Thursday, March 30, 2023

No Opinion

When we have an opinion about things out in the world, we overlay a reality on top of reality, which means that we don't see, experience, or become intimate with actual reality. 

When we go around having opinions about what is right and wrong we isolate ourselves from the emerging moment, which is neither right or wrong. We can't see a person because we see only our opinion of their conceptualizations. 

This happens more online than in what might be called actual physical reality. Though people do this in actual physical reality as well with their minds. It is intensified online. 

The reason this is intensified online is because life on life is almost exclusively filtered through conceptualizations - Instagram and TikTok might be visual platforms but they're still inherently conceptual - what we're seeing here is not reality as reality, but curated reality, and thus a conceptualization.

Language is more corrosive online than in actual physical reality in the mere sense that it dominates digital/online environments - comments, tweets, replies, articles, text on photos, text attached to photos, are all layerings upon reality, and the online world is already a layer upon reality, which means we're several times removed from reality when online. Spontaneous body language and other forms of communication are not present.

Online is also just online from a certain point of view - it's also just an aspect of what might be called physical reality. No one treats it like that though because no one sees it like that. 

Everyone projects who they want to be, their opinion of themself and others, into the digital world, which compartmentalizes the self. 

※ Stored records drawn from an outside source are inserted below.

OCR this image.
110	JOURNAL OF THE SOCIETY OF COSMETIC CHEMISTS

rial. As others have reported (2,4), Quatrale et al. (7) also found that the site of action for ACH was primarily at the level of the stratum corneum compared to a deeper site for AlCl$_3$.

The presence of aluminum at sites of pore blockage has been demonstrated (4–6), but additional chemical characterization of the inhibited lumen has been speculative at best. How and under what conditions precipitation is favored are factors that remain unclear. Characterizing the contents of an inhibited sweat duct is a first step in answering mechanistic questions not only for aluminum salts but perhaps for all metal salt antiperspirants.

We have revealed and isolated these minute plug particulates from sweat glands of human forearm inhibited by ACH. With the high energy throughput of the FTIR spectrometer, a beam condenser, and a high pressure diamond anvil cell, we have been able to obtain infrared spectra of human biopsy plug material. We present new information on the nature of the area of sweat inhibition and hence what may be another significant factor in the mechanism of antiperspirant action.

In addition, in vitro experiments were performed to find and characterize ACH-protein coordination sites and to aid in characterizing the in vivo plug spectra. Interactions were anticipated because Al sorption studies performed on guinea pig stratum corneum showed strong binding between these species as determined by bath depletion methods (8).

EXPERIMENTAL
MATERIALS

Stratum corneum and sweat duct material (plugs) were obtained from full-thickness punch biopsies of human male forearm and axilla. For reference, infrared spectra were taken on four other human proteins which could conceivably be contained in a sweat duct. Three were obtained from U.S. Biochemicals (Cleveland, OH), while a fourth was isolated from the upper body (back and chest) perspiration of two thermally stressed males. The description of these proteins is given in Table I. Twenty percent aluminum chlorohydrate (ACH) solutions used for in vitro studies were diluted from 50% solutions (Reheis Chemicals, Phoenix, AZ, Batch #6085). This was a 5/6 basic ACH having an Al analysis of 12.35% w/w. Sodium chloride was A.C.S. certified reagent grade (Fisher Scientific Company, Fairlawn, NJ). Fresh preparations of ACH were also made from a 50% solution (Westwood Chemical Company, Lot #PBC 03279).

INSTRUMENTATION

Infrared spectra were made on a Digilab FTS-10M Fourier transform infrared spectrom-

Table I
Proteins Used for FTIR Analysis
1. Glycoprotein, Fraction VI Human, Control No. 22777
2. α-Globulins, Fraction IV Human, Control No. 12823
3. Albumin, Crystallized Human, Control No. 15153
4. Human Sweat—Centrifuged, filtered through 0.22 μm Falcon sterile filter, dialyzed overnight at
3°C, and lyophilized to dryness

There's nothing right or wrong with the online world: there's only delusion or lack of delusion. This is the same for what might be called physical reality. The online world is a world of delusion manifested in its highest form: it's like a super-samsara, where everyone believes they are individual entities, avatars, that are speaking to other individual entities, avatars, but in reality all that's happening is one mind is spinning and spinning and spinning, turning over and over, ideas and opinions making and re-making, and protecting, and reinforcing the self. This is the wheel. 

To get off the wheel, a good starting point is not having any opinions, about oneself or others. Then life online begins to seem dumb. There's no self to make, no self to protect, nothing to spin with.

But it takes a long time, and a willingness to make the wheel stop. It's the first step toward intimacy with something beyond conceptualization.